Cabbage, both red and green, offer nutritional benefits and have the advantage of keeping longer. Red cabbage offers greater antioxidant, anti-inflammatory and anti-cancer benefits than the green cabbage. Both are good sources of vitamins C and K. To prevent red cabbage from turning blue or purple as it is cooked, add one tablespoon of vinegar or lemon juice to the cooking water and avoid using aluminum cookware. If you object to the strong odor from cooking cabbage, try adding a whole walnut to the cooking liquid. 
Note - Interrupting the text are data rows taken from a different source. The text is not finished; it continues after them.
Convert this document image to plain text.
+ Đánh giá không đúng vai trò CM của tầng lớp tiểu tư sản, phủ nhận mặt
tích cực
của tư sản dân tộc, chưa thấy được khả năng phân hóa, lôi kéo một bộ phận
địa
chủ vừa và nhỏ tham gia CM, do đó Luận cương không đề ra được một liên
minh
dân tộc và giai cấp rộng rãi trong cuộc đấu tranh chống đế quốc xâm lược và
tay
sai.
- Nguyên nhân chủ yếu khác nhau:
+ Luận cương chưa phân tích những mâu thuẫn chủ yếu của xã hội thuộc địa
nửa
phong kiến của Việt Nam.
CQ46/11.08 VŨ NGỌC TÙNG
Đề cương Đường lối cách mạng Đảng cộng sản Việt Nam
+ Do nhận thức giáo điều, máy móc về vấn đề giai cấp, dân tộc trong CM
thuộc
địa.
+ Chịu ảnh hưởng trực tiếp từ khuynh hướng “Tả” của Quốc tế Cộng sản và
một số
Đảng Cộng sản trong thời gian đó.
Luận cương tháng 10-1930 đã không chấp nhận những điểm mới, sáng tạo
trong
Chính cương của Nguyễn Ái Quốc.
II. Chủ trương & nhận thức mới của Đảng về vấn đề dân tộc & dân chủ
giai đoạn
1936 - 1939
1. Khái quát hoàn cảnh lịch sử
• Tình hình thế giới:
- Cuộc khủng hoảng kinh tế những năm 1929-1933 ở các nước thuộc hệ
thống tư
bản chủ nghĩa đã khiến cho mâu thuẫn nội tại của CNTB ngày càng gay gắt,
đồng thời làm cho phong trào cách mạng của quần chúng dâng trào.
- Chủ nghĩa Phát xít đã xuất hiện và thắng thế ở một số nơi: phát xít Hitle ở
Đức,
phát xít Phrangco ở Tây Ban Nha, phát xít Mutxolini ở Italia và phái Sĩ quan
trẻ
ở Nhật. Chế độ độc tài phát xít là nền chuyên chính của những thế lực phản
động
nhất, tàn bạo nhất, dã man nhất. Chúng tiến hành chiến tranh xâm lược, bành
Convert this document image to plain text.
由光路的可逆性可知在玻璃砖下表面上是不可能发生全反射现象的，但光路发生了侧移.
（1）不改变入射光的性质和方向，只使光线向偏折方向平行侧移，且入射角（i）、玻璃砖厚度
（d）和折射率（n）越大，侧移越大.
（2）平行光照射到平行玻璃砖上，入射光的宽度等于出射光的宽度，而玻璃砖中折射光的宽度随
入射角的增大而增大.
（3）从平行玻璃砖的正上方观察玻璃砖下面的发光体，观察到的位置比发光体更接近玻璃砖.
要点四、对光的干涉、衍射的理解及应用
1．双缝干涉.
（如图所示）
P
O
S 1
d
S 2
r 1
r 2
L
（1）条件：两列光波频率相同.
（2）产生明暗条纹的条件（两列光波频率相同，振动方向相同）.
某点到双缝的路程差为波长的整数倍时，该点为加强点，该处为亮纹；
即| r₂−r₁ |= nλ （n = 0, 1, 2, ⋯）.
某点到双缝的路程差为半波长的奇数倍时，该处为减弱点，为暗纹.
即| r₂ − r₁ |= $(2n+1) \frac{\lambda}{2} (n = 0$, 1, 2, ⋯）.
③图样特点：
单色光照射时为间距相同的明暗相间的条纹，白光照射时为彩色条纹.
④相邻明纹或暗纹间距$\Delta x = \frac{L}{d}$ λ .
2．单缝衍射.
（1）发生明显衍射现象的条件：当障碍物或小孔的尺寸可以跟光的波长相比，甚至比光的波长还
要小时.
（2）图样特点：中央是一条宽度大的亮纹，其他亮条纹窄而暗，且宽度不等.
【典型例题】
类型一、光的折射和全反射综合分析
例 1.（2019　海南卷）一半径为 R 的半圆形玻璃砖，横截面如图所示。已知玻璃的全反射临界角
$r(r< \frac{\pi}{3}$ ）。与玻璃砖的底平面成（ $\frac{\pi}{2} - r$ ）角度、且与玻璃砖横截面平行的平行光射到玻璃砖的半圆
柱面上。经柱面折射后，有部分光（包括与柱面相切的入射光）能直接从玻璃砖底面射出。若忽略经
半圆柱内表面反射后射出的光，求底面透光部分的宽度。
Broccoli is considered a leafy green though it is known for its stalks and florets. The leaves are usually not eaten, but the stalks and florets are eaten raw, stir fried or quickly steamed. 

Broccoli is rich in vitamins A, C, potassium and folate with the darker bunches offering greater nutrition. Select florets that are closed and have firm stems;  avoid bunches that are yellow and flowering.

 Whether you enjoy your leafy greens fresh or cooked, be sure to wash them all before eating.

Lynn Little is a family and consumer sciences educator with University of Maryland Extension in Washington County.